Come detto, non si tratta di femminismo, neanche più di omosessualismo; nemmeno di “genderismo” (la teoria del “gender”, per cui esistono 5, 10, l’ultima che ho sentito, 25, sessi…). È il contrario: non esiste sesso.
È l’urlo finale e più pazzesco della ribellione contro l’ordine del creato.
Il loro terzo figlio non deve conoscere il suo sesso. Questo va oltre il “sessismo”. È il “non serviam” della bioetica.

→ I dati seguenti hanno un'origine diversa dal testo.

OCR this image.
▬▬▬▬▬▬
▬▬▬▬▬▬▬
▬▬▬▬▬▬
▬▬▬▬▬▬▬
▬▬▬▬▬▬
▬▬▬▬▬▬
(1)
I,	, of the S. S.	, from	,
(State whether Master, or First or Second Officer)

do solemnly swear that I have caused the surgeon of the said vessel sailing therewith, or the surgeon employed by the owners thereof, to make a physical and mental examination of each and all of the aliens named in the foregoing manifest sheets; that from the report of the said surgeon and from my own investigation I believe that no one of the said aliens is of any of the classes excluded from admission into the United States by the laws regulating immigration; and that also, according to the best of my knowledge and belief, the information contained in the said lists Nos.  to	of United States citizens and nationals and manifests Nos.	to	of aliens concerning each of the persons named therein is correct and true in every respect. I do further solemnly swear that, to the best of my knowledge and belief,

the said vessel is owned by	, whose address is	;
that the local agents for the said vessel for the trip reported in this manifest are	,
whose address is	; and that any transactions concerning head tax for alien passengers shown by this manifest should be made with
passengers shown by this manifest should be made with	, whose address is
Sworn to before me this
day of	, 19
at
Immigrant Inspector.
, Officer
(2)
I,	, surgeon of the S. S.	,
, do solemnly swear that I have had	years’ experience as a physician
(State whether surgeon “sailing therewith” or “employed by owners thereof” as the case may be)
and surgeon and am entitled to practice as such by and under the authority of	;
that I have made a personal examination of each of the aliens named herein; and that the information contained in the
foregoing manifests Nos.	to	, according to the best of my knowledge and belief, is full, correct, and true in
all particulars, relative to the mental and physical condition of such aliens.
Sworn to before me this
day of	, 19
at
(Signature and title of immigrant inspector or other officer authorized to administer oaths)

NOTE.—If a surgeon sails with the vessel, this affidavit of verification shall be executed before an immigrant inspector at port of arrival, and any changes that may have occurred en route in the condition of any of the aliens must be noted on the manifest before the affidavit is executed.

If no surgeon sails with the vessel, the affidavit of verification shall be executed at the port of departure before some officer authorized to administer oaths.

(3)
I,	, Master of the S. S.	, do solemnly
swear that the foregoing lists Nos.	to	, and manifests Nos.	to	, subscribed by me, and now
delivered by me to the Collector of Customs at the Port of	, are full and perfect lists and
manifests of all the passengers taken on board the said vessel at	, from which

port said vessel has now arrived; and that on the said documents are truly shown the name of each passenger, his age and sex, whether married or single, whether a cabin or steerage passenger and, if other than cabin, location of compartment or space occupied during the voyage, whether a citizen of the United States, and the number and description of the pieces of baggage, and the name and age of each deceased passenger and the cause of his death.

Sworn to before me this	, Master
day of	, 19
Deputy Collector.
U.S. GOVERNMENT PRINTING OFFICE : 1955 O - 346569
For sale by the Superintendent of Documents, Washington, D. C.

E poco importa che sia impossibile da attuare. Il presupposto di ogni utopismo ideologico è proprio il superamento dell’ovvio evidente problema della impossibilità di quanto si predica giusto. Quando chiesero a J.J. Rousseau se egli veramente pensasse che fosse esistito uno “stato di natura” in cui l’uomo, senza peccato originale e quindi naturalmente buono, fosse vissuto felice, egli rispose semplicemente: “non mi interessa se vi sia mai stato nella realtà. Dico solo che questo è ciò che sarebbe giusto essere stato”. E quando gli fecero notare che la sua volontà generale (tutti d’accordo su tutto in ogni cosa) è semplicemente impossibile, a meno che non si cada in una spaventosa dittatura che tutti obbliga a un pensiero unico generale, egli rispose che ciò non gli interessava, l’importante era che lo si pensasse giusto e attuabile.
È l’utopismo totalitario su cui si fonda ogni futuro radicale sovvertimento dell’ordine del creato. Non importa come si farà a far sì che quel bambino non si accorga che esistono due sessi. Importa che qualcuno inizi a pensare che ciò sia giusto e possibile. Tutto il resto, poi, verrà da sé con il tempo. L’uomo, infatti, si abitua a tutto. E purtroppo, i nostri giorni, ne sono la più tragica ed evidente dimostrazione.
Dai diritti dell’uomo si è passati, per il verso verticale, ai diritti degli animali e delle piante, e, per quello orizzontale, ai diritti della donna (vale a dire, ai “diritti” della donna nei confronti del marito e dei figli stessi = aborto); dai diritti della donna ai diritti dell’omosessuale (“matrimonio”, adozione dei bambini, diritto alla casa per le coppie gay, ecc.); dai diritti degli omosessuali ai diritti di “gender” (ogni modo di relazione sessuale diventa un “diritto”); ora ai diritti di non avere sesso, cioè non solo di modificare il piano divino del creato, ma di negarlo in radice. Lo scopo concreto di tutto questo? È, come detto, dinanzi ai nostri occhi: è un cammino graduale, secolare, ma inesorabile, ove ognuno a suo tempo e luogo (rivoluzionari di professione, suffraggette, circoli omosessualisti, transessualisti, coppia canadese, ecc.) fa la sua parte al momento opportuno.
E, prima o poi, si trova anche una ministra che si batte per questi diritti… e magari pure in un governo di centro-destra. E nessuno fa nulla.
Ecco il senso di tutto questo. E noi, possiamo continuare a rimanere spettatori inerti?